I slept only between the hours of 5 and 6 a.m, thanks to self-induced terror tactics. My son Adam stayed over, having offered to accompany me for my angiogram – or ‘the procedure’. He kindly moved my old Honda Jazz round the corner and parked his car in my space overnight. The procedure revealed that a) I am impossible to sedate – I once told a full joke under anaesthetic; b) I am neurotic; and c) I didn’t, after all, need a stent. So why was I so breathless? Could it be because, at three score and ten… er… plus eight, I find myself in love? Prescription: I must walk more, breathe more, change medication and cool it.

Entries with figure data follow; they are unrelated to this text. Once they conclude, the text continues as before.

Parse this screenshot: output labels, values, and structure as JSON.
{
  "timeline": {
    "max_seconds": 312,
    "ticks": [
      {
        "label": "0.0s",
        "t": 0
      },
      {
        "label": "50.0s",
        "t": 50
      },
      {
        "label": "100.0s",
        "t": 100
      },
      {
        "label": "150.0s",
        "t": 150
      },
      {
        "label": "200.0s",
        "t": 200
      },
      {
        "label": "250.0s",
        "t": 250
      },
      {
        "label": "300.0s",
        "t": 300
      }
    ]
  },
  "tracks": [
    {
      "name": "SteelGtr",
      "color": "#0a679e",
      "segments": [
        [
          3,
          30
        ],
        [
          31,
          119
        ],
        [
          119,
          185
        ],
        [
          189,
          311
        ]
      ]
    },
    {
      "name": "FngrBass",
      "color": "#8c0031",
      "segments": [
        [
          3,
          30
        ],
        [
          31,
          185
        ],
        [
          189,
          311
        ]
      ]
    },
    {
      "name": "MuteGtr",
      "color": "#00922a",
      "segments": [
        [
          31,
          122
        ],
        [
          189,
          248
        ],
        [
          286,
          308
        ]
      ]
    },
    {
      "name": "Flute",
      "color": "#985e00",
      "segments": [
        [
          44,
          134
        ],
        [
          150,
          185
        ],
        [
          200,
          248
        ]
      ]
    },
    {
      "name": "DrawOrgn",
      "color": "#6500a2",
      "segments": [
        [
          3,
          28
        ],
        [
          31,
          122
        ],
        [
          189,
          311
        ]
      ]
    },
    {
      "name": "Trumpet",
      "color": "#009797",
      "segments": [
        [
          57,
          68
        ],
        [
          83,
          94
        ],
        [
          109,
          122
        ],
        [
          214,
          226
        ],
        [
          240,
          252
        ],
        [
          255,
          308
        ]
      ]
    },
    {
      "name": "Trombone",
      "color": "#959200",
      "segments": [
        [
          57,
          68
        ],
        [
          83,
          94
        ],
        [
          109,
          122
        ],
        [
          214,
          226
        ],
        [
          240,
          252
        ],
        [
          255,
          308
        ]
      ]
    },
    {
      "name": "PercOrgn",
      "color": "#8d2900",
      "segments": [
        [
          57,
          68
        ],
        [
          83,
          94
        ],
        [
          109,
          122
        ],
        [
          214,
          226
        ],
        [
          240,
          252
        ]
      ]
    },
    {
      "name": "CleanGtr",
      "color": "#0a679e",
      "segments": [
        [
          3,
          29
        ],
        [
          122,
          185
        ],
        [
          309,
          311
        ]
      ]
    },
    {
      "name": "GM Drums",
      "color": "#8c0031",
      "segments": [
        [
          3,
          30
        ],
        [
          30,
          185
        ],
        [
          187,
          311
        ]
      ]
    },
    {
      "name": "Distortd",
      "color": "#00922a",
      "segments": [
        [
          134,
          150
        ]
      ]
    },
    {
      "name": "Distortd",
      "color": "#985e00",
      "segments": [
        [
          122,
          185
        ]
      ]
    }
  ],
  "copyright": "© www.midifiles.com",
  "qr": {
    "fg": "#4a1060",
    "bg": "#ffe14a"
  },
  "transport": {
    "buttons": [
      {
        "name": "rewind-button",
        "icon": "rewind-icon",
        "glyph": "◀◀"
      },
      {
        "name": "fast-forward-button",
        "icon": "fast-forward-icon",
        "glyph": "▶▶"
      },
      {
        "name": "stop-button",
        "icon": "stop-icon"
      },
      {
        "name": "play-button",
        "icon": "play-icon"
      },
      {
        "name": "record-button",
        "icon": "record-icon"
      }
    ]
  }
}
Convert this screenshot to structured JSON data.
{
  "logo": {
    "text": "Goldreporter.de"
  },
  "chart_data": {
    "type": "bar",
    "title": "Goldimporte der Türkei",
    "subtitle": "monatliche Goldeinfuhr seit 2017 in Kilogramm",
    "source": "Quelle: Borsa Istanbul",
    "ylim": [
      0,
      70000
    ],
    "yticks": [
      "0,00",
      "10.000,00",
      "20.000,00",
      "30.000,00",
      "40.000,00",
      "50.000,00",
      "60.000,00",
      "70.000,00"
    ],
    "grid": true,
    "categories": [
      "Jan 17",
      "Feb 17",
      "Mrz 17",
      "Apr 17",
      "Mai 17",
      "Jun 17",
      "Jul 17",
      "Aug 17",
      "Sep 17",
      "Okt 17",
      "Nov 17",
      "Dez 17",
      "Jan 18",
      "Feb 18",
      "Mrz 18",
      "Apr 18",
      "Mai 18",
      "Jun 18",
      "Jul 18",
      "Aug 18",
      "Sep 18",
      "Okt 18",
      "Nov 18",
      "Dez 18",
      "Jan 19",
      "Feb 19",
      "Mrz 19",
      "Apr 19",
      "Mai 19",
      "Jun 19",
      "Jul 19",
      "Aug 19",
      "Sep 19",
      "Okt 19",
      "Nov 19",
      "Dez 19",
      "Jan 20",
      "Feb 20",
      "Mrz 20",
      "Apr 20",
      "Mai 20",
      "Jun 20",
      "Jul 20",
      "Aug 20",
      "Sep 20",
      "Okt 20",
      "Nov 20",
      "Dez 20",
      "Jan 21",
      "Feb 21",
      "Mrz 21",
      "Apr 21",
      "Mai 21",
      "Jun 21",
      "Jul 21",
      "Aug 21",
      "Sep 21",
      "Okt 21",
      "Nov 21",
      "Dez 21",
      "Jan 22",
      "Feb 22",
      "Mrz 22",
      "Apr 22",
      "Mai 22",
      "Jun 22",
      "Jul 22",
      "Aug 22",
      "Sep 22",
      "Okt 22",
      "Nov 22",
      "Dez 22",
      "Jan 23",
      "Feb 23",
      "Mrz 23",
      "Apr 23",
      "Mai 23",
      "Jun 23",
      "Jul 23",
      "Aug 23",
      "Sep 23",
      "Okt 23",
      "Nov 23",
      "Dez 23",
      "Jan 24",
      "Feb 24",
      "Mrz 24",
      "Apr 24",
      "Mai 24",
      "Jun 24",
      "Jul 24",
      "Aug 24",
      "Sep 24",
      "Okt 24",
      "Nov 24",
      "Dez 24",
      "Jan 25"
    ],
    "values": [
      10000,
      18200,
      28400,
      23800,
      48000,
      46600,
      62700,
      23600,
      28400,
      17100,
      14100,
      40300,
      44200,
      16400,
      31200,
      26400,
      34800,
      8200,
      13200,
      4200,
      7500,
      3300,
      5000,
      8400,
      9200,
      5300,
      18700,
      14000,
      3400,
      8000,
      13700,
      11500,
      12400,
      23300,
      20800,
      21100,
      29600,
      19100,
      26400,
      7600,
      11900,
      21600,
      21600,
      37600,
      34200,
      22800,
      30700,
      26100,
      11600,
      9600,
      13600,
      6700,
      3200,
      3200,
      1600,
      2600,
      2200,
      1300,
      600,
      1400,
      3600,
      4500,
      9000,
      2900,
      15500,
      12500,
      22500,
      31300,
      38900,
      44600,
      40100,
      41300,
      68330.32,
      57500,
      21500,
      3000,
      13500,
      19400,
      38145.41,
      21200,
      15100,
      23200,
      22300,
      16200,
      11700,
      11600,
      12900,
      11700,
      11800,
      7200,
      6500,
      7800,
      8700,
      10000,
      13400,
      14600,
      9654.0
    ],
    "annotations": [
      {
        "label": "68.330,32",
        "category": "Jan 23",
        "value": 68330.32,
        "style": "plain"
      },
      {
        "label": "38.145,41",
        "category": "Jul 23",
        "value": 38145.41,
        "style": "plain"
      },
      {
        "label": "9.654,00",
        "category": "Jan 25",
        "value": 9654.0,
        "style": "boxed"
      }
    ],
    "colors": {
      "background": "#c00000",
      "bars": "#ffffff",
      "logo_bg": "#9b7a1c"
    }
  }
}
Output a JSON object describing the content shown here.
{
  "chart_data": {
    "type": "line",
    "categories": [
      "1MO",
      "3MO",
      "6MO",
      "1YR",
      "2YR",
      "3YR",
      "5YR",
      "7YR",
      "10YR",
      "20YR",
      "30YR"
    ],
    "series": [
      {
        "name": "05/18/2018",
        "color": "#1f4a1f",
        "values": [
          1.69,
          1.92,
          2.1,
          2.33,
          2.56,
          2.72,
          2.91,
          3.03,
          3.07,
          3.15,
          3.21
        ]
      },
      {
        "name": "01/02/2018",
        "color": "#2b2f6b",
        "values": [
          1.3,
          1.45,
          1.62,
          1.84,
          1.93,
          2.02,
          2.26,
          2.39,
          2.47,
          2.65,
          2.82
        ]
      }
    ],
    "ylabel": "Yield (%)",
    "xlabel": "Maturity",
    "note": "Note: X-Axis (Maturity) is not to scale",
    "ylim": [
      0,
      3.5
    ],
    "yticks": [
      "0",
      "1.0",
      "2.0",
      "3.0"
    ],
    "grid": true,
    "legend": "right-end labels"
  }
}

Adam came back to check on me and rebuked me for moving my car – which I hadn’t, because the doctor said that I shouldn’t drive for a day or two. The car had, of course, been hot-rodded and nicked. I phoned 101 and frankly the call was more harrowing than the angiogram. One hour on hold and I needed more sedation. The algorithm gave me a crime number and I gave the algorithm short shrift.
I went to the Mayfair launch of a book about cooking and the crown by Tom Parker Bowles. It was hot and I was overdressed. (Isn’t everyone wearing layers now? Yes, Maureen, but not a whole knitted sheep.) The Queen gazed fondly at her son’s delightfully ditsy speech with exactly the same ‘Aww, bless’ look on her face I sported when I realised my son might have left my stolen car’s window open.